1. Field of the Invention
The present invention relates generally to creating an autostereoscopic image or animation flip with a lenticular screen, and more particularly to an improved lenticular screen and/or printed substrate image having removable alignment tabs to permit easier alignment of the lenticular screen and the printed substrate prior to their attachment.
2. Description of Related Art
An autostereoscopic image, or an animation flip, typically consists of a lenticular screen and a printed substrate image. The lenticular screen comprises rows of lenticules, which are lenses that permit different portions of the printed substrate image to be visible from different viewing angles through the lenticular screen. For example, rows of two or more images may be interlaced and printed to form the printed substrate image, such that when the printed substrate image is viewed through the lenticular screen, different images may be seen from different viewing angles, creating an “animation flip.” Various other effects can be achieved based on the geometry of the lenticules and/or lenticular screen, as well as on the configuration and/or layout of the printed substrate image.
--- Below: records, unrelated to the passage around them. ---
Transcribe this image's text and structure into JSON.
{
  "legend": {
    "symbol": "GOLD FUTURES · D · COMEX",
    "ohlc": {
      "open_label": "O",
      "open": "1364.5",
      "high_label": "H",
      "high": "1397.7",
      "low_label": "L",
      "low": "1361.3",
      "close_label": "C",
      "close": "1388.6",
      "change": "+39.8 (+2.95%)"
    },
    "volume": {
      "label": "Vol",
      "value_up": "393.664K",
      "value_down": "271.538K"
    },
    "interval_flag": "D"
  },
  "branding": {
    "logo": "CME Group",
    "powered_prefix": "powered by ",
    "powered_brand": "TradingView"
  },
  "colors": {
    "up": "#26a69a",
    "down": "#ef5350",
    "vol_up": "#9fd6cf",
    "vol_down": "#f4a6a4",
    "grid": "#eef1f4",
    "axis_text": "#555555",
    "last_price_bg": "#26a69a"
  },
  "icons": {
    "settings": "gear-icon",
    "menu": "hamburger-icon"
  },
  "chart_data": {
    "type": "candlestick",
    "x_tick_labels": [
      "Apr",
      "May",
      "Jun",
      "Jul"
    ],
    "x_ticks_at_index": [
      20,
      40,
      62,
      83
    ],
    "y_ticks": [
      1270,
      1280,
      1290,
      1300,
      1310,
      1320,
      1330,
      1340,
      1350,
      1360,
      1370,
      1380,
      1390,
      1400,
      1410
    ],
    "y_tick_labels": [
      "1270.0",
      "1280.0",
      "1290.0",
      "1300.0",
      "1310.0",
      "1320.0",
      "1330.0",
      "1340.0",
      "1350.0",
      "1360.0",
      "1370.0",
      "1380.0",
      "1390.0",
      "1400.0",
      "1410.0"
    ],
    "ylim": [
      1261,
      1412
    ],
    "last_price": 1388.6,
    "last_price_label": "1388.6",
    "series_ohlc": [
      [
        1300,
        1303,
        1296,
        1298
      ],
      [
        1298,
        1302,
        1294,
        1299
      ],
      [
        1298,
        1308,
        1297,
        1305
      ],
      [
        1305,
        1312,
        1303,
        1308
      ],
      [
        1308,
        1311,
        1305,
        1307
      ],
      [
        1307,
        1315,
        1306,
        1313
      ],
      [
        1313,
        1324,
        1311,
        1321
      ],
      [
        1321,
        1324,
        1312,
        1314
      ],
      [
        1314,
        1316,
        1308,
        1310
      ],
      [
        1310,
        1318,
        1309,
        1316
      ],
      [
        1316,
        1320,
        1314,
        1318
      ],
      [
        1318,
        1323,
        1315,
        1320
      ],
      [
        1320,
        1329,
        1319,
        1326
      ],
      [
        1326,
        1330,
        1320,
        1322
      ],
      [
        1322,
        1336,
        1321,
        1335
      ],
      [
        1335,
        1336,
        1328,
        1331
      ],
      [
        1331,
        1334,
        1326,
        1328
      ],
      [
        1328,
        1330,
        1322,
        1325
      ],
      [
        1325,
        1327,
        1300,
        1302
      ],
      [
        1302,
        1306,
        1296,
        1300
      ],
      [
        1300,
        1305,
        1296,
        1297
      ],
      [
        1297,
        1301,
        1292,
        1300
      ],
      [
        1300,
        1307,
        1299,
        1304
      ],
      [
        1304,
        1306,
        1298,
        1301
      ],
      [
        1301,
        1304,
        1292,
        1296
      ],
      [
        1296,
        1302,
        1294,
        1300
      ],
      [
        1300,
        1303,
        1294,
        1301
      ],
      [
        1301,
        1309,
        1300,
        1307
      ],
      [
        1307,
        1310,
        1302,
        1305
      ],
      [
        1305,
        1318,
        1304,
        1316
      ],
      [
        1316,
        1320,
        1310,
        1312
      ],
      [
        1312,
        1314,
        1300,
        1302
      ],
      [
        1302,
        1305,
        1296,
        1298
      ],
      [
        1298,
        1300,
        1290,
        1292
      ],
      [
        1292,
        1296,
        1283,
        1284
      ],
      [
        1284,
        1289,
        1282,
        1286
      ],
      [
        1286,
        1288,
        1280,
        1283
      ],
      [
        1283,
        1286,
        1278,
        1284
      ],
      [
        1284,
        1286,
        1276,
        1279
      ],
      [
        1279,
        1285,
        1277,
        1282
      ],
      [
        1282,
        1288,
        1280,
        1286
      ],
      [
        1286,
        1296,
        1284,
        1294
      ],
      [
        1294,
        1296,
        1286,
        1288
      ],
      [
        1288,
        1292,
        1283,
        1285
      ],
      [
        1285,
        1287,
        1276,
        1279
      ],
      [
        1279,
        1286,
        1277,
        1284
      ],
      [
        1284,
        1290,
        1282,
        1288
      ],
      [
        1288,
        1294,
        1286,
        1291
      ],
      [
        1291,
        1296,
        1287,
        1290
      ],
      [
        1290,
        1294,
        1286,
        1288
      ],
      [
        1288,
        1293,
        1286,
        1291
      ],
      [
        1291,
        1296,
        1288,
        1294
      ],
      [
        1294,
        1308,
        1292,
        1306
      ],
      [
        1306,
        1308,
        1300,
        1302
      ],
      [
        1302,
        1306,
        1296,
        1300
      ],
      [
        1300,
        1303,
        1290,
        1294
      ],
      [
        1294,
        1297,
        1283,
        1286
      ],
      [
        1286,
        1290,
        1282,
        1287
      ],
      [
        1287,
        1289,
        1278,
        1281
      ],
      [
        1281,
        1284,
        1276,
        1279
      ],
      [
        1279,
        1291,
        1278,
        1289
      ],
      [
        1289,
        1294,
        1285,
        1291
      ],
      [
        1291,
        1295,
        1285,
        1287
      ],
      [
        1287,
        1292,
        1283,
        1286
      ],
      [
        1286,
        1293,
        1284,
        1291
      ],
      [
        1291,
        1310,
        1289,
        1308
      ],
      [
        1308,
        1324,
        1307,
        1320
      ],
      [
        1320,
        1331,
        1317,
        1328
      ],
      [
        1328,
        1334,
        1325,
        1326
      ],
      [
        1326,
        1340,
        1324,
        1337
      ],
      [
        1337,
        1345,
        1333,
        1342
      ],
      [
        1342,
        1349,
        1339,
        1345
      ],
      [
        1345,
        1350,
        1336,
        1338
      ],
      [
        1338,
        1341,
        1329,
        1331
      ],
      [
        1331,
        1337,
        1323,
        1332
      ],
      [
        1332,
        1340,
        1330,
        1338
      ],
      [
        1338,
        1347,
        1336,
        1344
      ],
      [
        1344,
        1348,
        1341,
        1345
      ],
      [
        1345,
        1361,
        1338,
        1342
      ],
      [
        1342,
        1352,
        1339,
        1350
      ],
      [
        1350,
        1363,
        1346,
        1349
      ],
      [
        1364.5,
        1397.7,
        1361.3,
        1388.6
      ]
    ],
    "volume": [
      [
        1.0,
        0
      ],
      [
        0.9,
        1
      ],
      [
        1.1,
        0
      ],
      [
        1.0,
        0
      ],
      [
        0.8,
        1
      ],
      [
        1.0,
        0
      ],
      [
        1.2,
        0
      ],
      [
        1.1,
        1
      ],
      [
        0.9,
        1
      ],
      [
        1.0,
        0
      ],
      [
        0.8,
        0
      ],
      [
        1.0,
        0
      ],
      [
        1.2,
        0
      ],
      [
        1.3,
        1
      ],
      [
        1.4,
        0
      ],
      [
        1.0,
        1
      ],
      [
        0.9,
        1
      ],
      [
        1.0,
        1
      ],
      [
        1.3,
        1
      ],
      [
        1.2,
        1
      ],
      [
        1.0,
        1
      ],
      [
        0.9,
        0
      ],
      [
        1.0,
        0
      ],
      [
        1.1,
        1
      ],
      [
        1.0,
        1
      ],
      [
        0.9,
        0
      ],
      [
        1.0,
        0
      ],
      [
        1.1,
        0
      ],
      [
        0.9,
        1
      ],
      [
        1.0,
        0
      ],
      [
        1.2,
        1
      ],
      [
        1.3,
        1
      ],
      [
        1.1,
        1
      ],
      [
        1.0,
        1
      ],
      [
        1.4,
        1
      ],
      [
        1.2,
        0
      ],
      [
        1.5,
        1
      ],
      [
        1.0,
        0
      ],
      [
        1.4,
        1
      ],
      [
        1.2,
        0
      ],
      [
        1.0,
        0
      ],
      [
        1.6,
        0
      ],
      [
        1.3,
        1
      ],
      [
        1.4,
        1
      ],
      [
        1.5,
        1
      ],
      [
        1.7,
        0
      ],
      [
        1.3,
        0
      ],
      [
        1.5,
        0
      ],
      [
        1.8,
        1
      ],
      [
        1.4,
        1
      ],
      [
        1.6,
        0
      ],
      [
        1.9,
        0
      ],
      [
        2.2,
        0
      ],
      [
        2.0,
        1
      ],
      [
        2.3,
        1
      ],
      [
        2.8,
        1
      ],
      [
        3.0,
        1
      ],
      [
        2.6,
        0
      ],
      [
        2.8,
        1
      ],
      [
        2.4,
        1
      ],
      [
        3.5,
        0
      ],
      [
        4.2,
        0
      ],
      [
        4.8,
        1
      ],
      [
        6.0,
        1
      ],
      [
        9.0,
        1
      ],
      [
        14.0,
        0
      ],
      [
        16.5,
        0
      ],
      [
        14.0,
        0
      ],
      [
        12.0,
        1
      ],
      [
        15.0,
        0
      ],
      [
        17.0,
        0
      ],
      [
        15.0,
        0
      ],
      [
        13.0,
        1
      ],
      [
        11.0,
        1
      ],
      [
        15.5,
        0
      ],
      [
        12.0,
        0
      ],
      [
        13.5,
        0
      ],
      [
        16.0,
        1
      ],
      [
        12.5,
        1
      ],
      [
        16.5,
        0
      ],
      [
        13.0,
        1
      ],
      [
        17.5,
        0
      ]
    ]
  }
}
For example, in addition to creating an “animation flip” effect, different lenticular screens and printed substrate images may be employed to create three-dimensional and/or “fly's eye” effects.
Once a lenticular screen has been selected and a printed substrate image obtained, they must be attached to one another to create the autostereoscopic image. At this stage, proper alignment of the lenticular screen with the printed substrate image is important. For instance, with respect to three-dimensional or “flip animation” images, the rows of lenticules on the lenticular screen must be lined up parallel with the printed image rows on the printed image substrate. If the lenticular screen is slightly askew with respect to the printed substrate image, a phenomenon known as “banding” will be present, in which a band of misaligned rows appears across the face of the autostereoscopic image. The larger the angle of skew between the lenticular screen and the printed substrate image, the more banding will be noticeable. In addition, a smaller lenticule size, a greater lenticule frequency, or a greater number of interlaced images on the printed substrate image increases the difficulty of aligning the lenticular screen, particularly with the naked eye.
Current methods for aligning the lenticular screen include sliding the lenticular screen over the printed substrate image prior to attachment, until the naked eye perceives an alignment between the two and the image appears correctly through the lenticular screen. In such cases, the lenticular screen is held in place by hand until it can be affixed to the printed substrate image. The lenticular screen is typically affixed to the printed substrate image with an optical cement. However, this process often leads to slippage or tilting of the lenticular screen as the optical cement is applied and/or the lenticular screen is secured to the printed substrate image. Holding the lenticular screen in place by hand while optical cement is applied may also increase the occurrence of air bubbles between the lenticular screen and the printed substrate image, as both hands are not always available to control the placement of the lenticular screen and/or the smoothing out of bubbles. In addition, care must be taken to not overly bend the lenticular screen, so as to damage it.
Various other methods exist for aligning the lenticular screen with a printed substrate image. For example, the lenticular screen and the printed substrate image may be cut precisely along a straight line such that they may be properly aligned by lining up the straight edges of the lenticular screen and the printed substrate image. However, this method may require special tools, and although effective for large-scale production of autostereoscopic images, is not as accessible to a home user or creator of a single autostereoscopic image. In other embodiments, an image may be printed, in reverse, directly onto the flat surface of a lenticular screen. However, this method may require a special printer; further, this method requires increased precision in the printing process that leads to a higher risk of “banding.”
Thus, for these and other reasons, there exists a need in the art for methods and a relatively self-contained apparatus for more easily aligning and affixing a lenticular screen to a printed substrate image, so as to facilitate the alignment and to set and preserve the alignment prior to attachment of the lenticular screen to the printed substrate image.